しかしそのような考え方に基づいた支援は、現状にそぐわないものになる可能性が大いにあるし、事実、的確性の欠ける復興計画に対する不満の声もあった。公共的な復興計画においてのみならず、個人ひとりひとりの中でも、「被災地」をひとかたまりのものとして見るのではなく、人の数と同じ「被害」がそこにはあるのだということを意識する必要があるのだということを感じる契機になったと思う。
3点目は、東日本大震災はまだ終わっていない、ということを痛感したことである。
震災から4年近く経過した現在、東京では、ニュースの中でも日常生活の中でも、震災のことを思い出す機会は少ない。

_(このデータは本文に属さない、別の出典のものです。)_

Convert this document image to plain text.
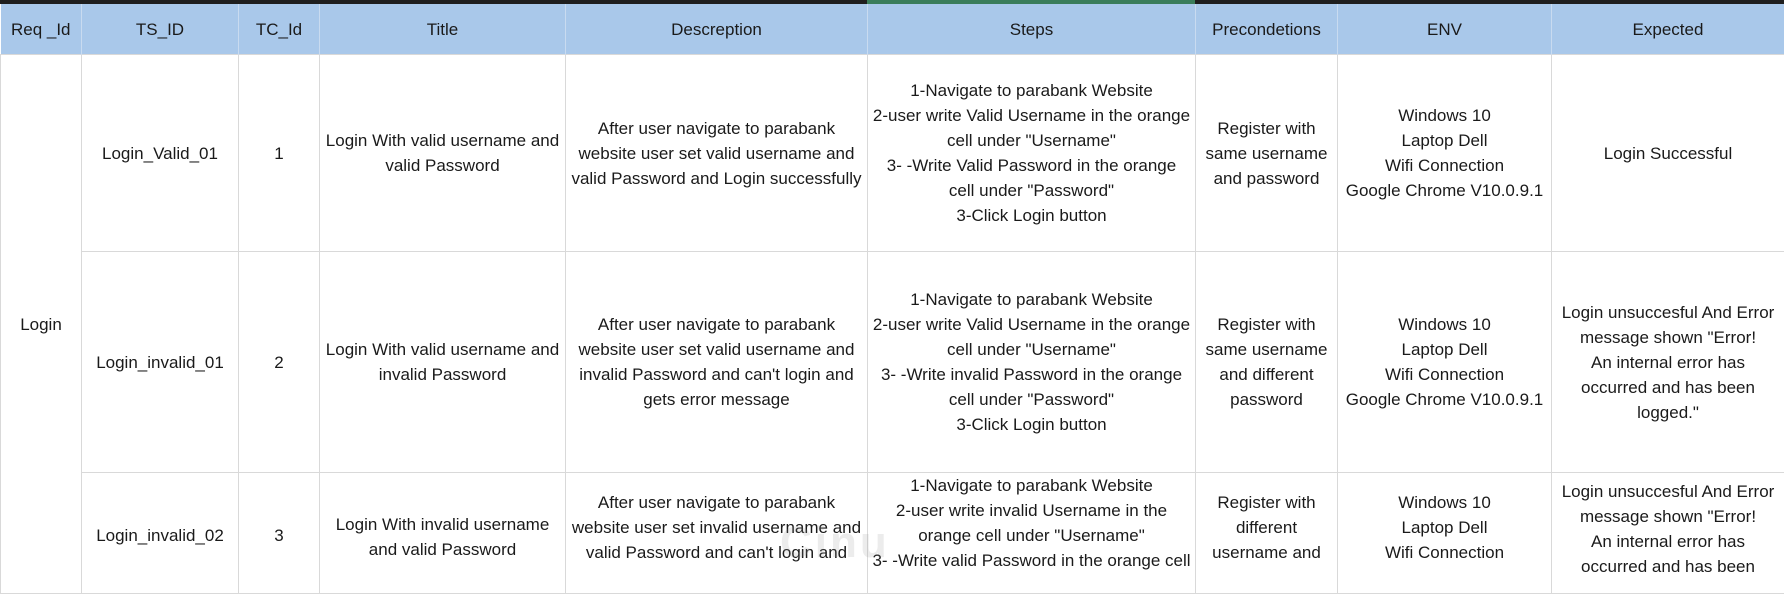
Req _Id	TS_ID	TC_Id	Title	Descreption	Steps	Precondetions	ENV	Expected
Login	Login_Valid_01	1	Login With valid username and valid Password	After user navigate to parabank website user set valid username and valid Password and Login successfully	1-Navigate to parabank Website
2-user write Valid Username in the orange cell under "Username"
3- -Write Valid Password in the orange cell under "Password"
3-Click Login button	Register with same username and password	Windows 10
Laptop Dell
Wifi Connection
Google Chrome V10.0.9.1	Login Successful
	Login_invalid_01	2	Login With valid username and invalid Password	After user navigate to parabank website user set valid username and invalid Password and can't login and gets error message	1-Navigate to parabank Website
2-user write Valid Username in the orange cell under "Username"
3- -Write invalid Password in the orange cell under "Password"
3-Click Login button	Register with same username and different password	Windows 10
Laptop Dell
Wifi Connection
Google Chrome V10.0.9.1	Login unsuccesful And Error message shown "Error!
An internal error has occurred and has been logged."

	Login_invalid_02	3	Login With invalid username and valid Password	After user navigate to parabank website user set invalid username and valid Password and can't login and	1-Navigate to parabank Website
2-user write invalid Username in the orange cell under "Username"
3- -Write valid Password in the orange cell	Register with different username and	Windows 10
Laptop Dell
Wifi Connection	Login unsuccesful And Error message shown "Error!
An internal error has occurred and has been
Cinu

実際友人の中には、ボランティアで東北に行く私に対して「まだ震災ボランティアやっているの」という意見を持つ者も少なくない。
しかし、今回の活動で富岡町を視察した際、私は「自分が恥ずかしい」という気持ちでいっぱいになった。
それは視覚的に衝撃を受けるような風景に、涙が止まらなかったことだけが要因ではない。震災直後には、生々しく感じていた恐怖、悲しみ、怒り、やるせなさなどが、自分の中で風化するままに放置していたことに対する恥と、被害を受けた人々にとっては永遠に終わることのない震災を、時間が過ぎれば終わるものとして捉えていたことに対する恥であった。
本当に残念なことに、私たちは自分が体感できるもの以外は、頭で理解していたとしても心では感じられないものなのだと思う。
だからこそ被災地に行って、自分の眼で見て、体で感じる、という機会を持つ必要があるし、震災を風化させないためには、どのような形であれ何かしらの活動に直接的に参与しなければならない。
私にとっては、今回の活動に参加したことで得られた一番の意義は、この「恥ずかしい」という気持ちを再び実感する機会を持てたことだと思う。この感情こそが、現状を変えるために自分が何かをしなければならないというモチベーションになるからである。